Olena Rohovenko, from a children’s teacher to weaving camouflage nets: “Napoleon already said that whoever does not feed his army will feed his enemy”
It’s rare to stand by one of the hundreds of checkpoints in the Ukrainian capital and not come across a tank or a trench covered in the nets of Olena Rohovenko and her friends. And she couldn’t be more proud. Until February 24, this 63-year-old woman worked as a kindergarten teacher in kyiv. She had a habit of reading poetry to the children, taking them to unusual museums or telling them fables that left the little ones speechless. But the day everything changed, it became urgent to hide the artillery, the official buildings and the barricades that the Russian projectiles were destroying in a matter of hours.
A group of women who had created the Bereginia (protection) association, to support the military in the Donbas war, then began tirelessly weaving camouflage nets in a garage on the outskirts of the capital. Fishermen’s wives, displaced people from the hardest hit areas or mothers of soldiers, since then they have made almost 200 camouflage nets made up of hundreds of small pieces of cloth that serve to hide any object seen from above. Between laughter, chants, some prayers and good humor, the women of Vishgoro share a very demanding job.

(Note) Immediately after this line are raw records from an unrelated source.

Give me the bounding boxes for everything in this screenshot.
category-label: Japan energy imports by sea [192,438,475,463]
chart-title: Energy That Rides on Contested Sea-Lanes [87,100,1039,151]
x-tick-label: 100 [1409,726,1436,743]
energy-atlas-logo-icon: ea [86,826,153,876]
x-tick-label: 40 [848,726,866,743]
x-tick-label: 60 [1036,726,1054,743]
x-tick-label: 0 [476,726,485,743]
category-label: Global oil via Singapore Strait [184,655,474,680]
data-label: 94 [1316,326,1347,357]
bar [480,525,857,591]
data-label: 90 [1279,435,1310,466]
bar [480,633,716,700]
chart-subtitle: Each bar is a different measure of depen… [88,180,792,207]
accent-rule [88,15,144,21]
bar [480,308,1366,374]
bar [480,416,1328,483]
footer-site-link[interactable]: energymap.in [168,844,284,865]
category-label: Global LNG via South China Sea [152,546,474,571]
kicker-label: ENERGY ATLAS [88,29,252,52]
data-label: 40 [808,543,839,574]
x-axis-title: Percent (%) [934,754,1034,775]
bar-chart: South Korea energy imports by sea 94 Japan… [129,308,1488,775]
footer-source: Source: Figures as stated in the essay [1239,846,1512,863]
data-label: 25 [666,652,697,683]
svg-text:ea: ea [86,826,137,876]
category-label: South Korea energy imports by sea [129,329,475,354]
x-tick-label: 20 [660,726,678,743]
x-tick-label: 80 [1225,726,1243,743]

The assembly line has been distributed in such a way that a group receives the fabrics and clothes from the donations. After separating them, they place the lining on one side, the zippers on another, the synthetic fur trim on another, and beyond that, those with colors that are discarded. Immediately afterwards, another group, scissors in hand, cuts the fabrics into small rectangles. And a third group, with great patience, ties them one by one in the holes of the nylon. “We have patented technologies,” Rohovenko jokes about the type of knot or color that each canvas wears: “So when I go around town I know exactly when it has left this workshop.” “For camouflage meshes, non-flammable material and ocher, brown or black colors are used, but for cold and snowy areas they are made in white,” he clarifies.
“This time we realized that there was a real war. Luckily the Russians did not enter kyiv, but we have to be organized”. “Whoever does not feed his army, he will feed his enemy,” Napoleon said and Olena repeats it with her glasses halfway down her nose and a handful of scraps in her hand.